Broken Forum has a thread in which the posters regularly list the works that are nominated every year for the Hugo and Nebula awards. Despite being nominally a science-fiction fan, it has been years since I’ve kept myself up to date with these picks so I thought I’d mix up my reading of older novels with newer releases. This one has the added benefit of not being too difficult to read as it’s described as being military science-fiction. In fact, one poster even likened it to the Warhammer 40,000 universe.
The book’s main character is Kel Cheris, an infantry captain who serves a star-spanning government known as the hexarchate. As befits its name, this political entity is divided into six faction. The Kel in particular appear to be shock troops and Cheris distinguishes herself due to her mathematical ability and flexibility of thought. When a vital fortress is lost due to rebellion, deemed heretics by the leaders, Kel Command decides to send Cheris to retake it. However it is not Cheris’ own leadership skills that are called for. Instead she is to serve as the living host of a legendary general, Shuos Jedao, who otherwise exists only as a shade entombed in the Black Cradle when he is not being put to use. Jedao is a war leader who has never lost a battle, yet in his last engagement in life he betrayed his own side and massacred his entire command staff, earning him the title of the hexarchate’s greatest traitor.

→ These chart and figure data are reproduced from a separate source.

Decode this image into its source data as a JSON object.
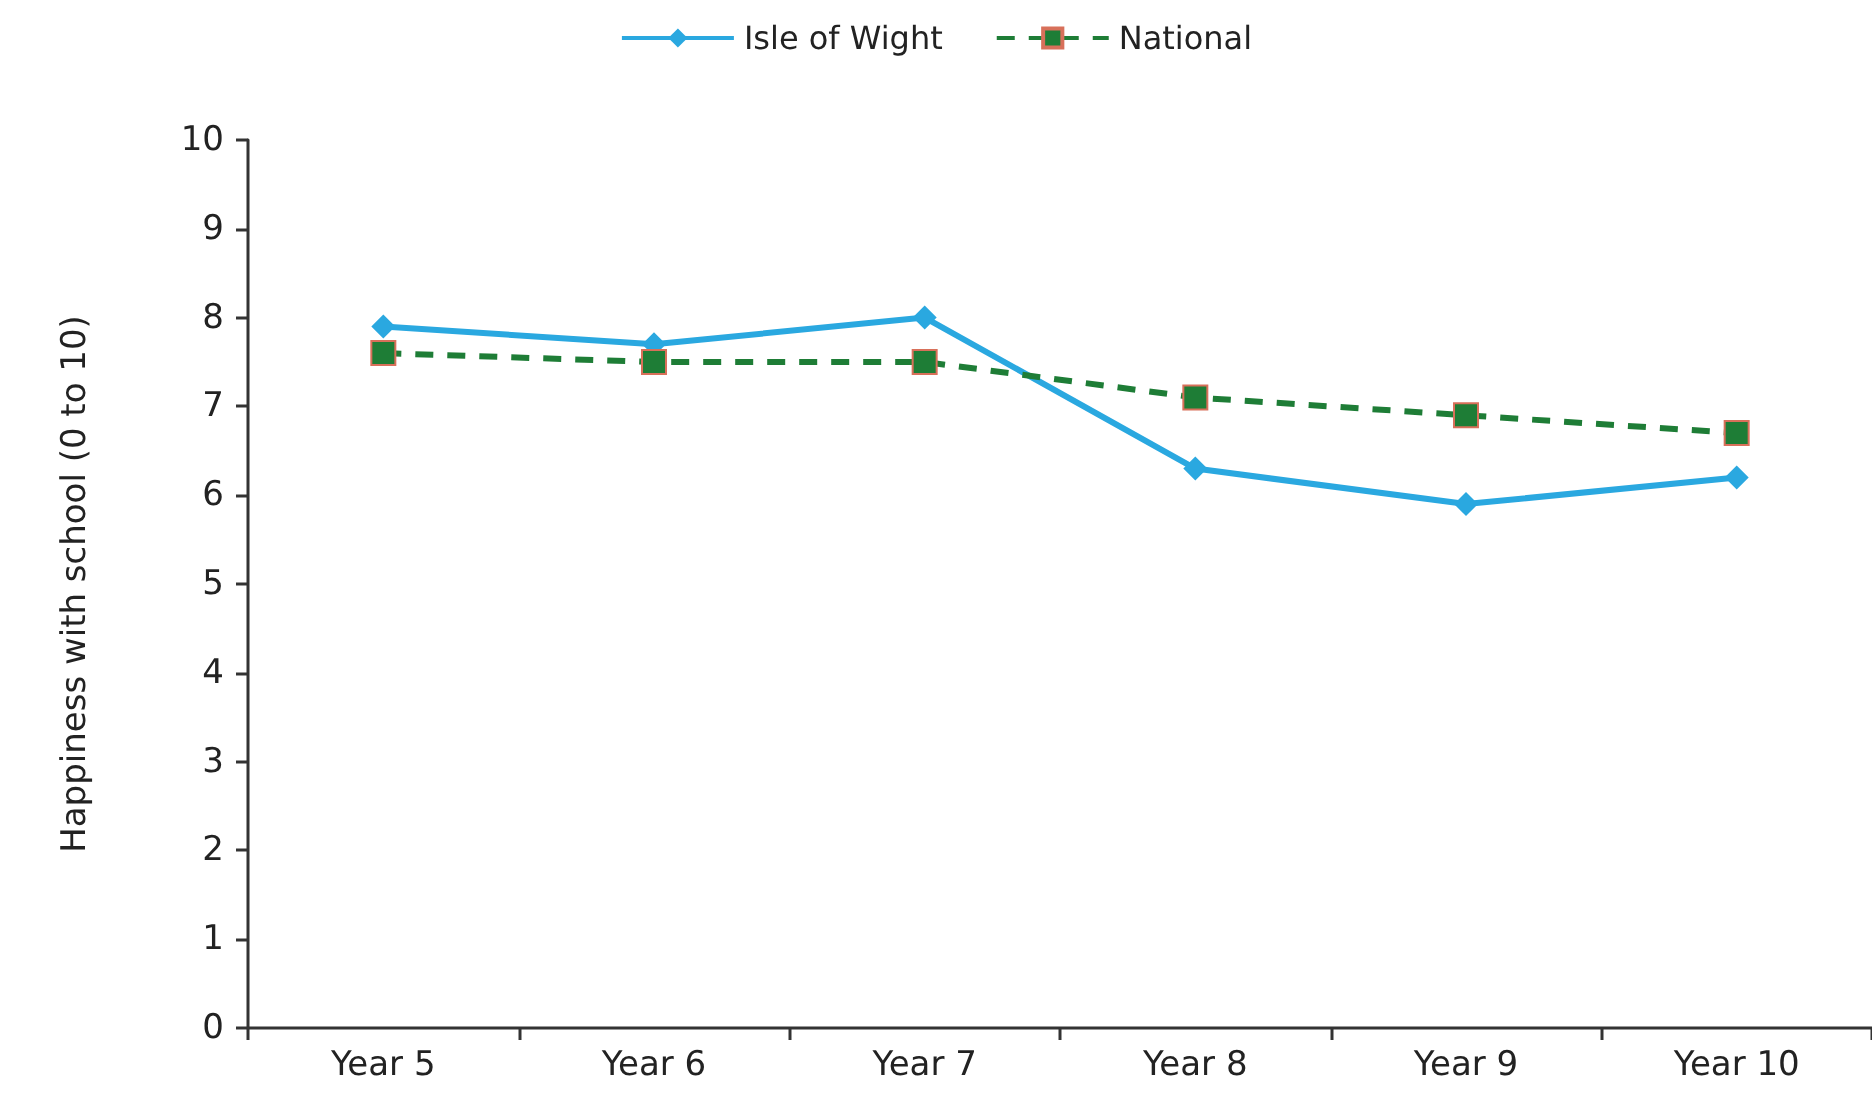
{
  "chart_data": {
    "type": "line",
    "ylabel": "Happiness with school (0 to 10)",
    "categories": [
      "Year 5",
      "Year 6",
      "Year 7",
      "Year 8",
      "Year 9",
      "Year 10"
    ],
    "series": [
      {
        "name": "Isle of Wight",
        "color": "#2aa8e0",
        "marker": "diamond",
        "line_style": "solid",
        "values": [
          7.9,
          7.7,
          8.0,
          6.3,
          5.9,
          6.2
        ]
      },
      {
        "name": "National",
        "color": "#1e7d36",
        "marker": "square",
        "line_style": "dashed",
        "values": [
          7.6,
          7.5,
          7.5,
          7.1,
          6.9,
          6.7
        ]
      }
    ],
    "ylim": [
      0,
      10
    ],
    "yticks": [
      0,
      1,
      2,
      3,
      4,
      5,
      6,
      7,
      8,
      9,
      10
    ],
    "grid": false,
    "legend": "top"
  }
}
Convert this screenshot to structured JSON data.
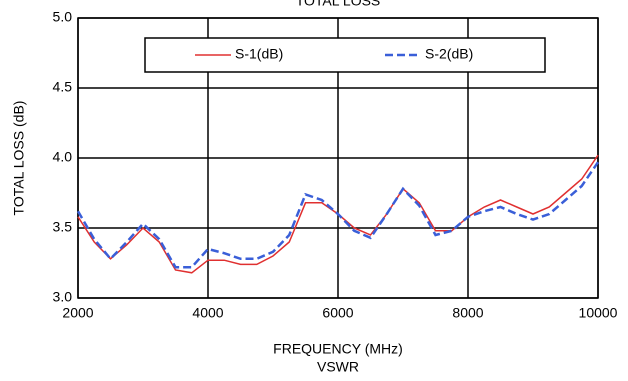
{
  "chart_data": {
    "type": "line",
    "title": "TOTAL LOSS",
    "subtitle": "VSWR",
    "x_label": "FREQUENCY (MHz)",
    "y_label": "TOTAL LOSS (dB)",
    "x": [
      2000,
      2250,
      2500,
      2750,
      3000,
      3250,
      3500,
      3750,
      4000,
      4250,
      4500,
      4750,
      5000,
      5250,
      5500,
      5750,
      6000,
      6250,
      6500,
      6750,
      7000,
      7250,
      7500,
      7750,
      8000,
      8250,
      8500,
      8750,
      9000,
      9250,
      9500,
      9750,
      10000
    ],
    "series": [
      {
        "name": "S-1(dB)",
        "color": "#e03030",
        "dash": false,
        "values": [
          3.58,
          3.4,
          3.28,
          3.38,
          3.5,
          3.4,
          3.2,
          3.18,
          3.27,
          3.27,
          3.24,
          3.24,
          3.3,
          3.4,
          3.68,
          3.68,
          3.6,
          3.5,
          3.45,
          3.6,
          3.78,
          3.68,
          3.48,
          3.48,
          3.58,
          3.65,
          3.7,
          3.65,
          3.6,
          3.65,
          3.75,
          3.85,
          4.02
        ]
      },
      {
        "name": "S-2(dB)",
        "color": "#3a5fd8",
        "dash": true,
        "values": [
          3.62,
          3.42,
          3.28,
          3.4,
          3.53,
          3.42,
          3.22,
          3.22,
          3.35,
          3.32,
          3.28,
          3.28,
          3.33,
          3.45,
          3.74,
          3.7,
          3.6,
          3.48,
          3.43,
          3.6,
          3.78,
          3.66,
          3.45,
          3.48,
          3.58,
          3.62,
          3.65,
          3.6,
          3.56,
          3.6,
          3.7,
          3.8,
          3.97
        ]
      }
    ],
    "xlim": [
      2000,
      10000
    ],
    "xticks": [
      2000,
      4000,
      6000,
      8000,
      10000
    ],
    "ylim": [
      3,
      5
    ],
    "yticks": [
      {
        "value": 3,
        "label": "3.0"
      },
      3.5,
      {
        "value": 4,
        "label": "4.0"
      },
      4.5,
      {
        "value": 5,
        "label": "5.0"
      }
    ],
    "grid": true,
    "legend_loc": "upper center"
  }
}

Ninefox Gambit is full of new terminology with words that are evidently chosen to fire the imagination and evoke nightmarish visions but are never truly explained anywhere in the text. The novel for example opens in media res with a battle in which Cheris’ unit takes fire from both bullets and eelfire, whatever that is, and when other weapons prove ineffective, she orders her soldiers to whip out calendrical swords. The horrific effects of the anti-personnel threshold winnowers are described but we never learn how they work. All ships are called some variety of moth, i.e. box moths, banner moths etc., which seems to describe their basic shape though they also appear to have some shape-changing capability. This novel is in sore need of a glossary but none is forthcoming. A great deal of text also goes on describing the emblems, colors, mottoes and uniforms of the different factions. Combined with how all rebels are deemed heretics, you can see why this world that writer Yoon Ha Lee bears more than a passing resemblance to the Warhammer 40,000 universe.
The writing is taut, there is plenty of action and intrigue plus the psychological games between Cheris and Jedao gives the novel some depth. The hexarchate at large attributes Jedao’s killing spree to a fit of madness and has spent considerable resources in attempting to cure him but Cheris is ordered to keep watch of him and naturally she fears for her own sanity as well. It turns out that Jedao’s true specialty is in languages and psychological manipulation as he demonstrates the ability to completely break down a person using words alone. As Cheris is in effect his jailer, it comes as no surprise that she is also a target of his manipulations. Still, this isn’t enough to elevate the novel into the domain of serious science-fiction. In fact, much of it feels like fantasy under a veneer of technology. One of the cool ideas is that the hexarchate wages calendrical warfare. They manipulate the rules of physics using a sort of state religion and this in turn allows them to employ exotic technologies that are in effect magical rituals. The problem is that enforcing doctrine involves state-mandated festivals, ritualized torture and perhaps even sacrifices. The hexarchate is certainly no utopia.
Despite the intrigue and multiple levels of betrayals, there is no real surprise in the direction that the plot goes either. When the story begins, Cheris is fiercely loyal to the hexarchate but readers are more likely to be repulsed when we learn that loyalty is indoctrinated through Kel formation instinct. This allows their troops to wield strange effects, like a force field, while they stay in formation but also compels them to obey orders from a recognized superior, even suicidal orders. Given this setup, the truth of Jedao’s betrayal isn’t much of a twist either. I’m also disappointed with the world-building. It has a sort of game-like quality in that we’re given lots of details that are relevant for military operations, but we have next to no idea what ordinary life is like in this universe. We know that the hexarchate shares borders with competing powers and the heretics expect support from the Hafn but we have zero idea who they are, not even whether they are aliens.
On the whole I’d agree that Ninefox Gambit is a well-executed, highly enjoyable space opera. I was especially struck by how hip it feels, with its cleverly chosen terminology. In the end though it’s a fairly lightweight novel, basically science-fiction junk food. There’s nothing wrong with liking that as my period of infatuation with David Weber’s Honor Harrington series can attest, but I generally prefer something more substantial these days so I probably won’t be reading the rest of what now appears to be a series. I will be disappointed if this wins the best novel awards but I doubt that it will.
One last point of interest is that Cheris is a woman whose body now includes both her original personality as well as that of a much older man. One can’t read that without noting the parallel with the writer himself. Yoon Ha Lee is, as far as I know, a Korean American trans man who is married with a husband. This aspect of the character isn’t really explored in this novel beyond some tricks with gender pronouns as Cheris and Jedao become more of a singular entity but I suspect that it will be the subject of future sequels.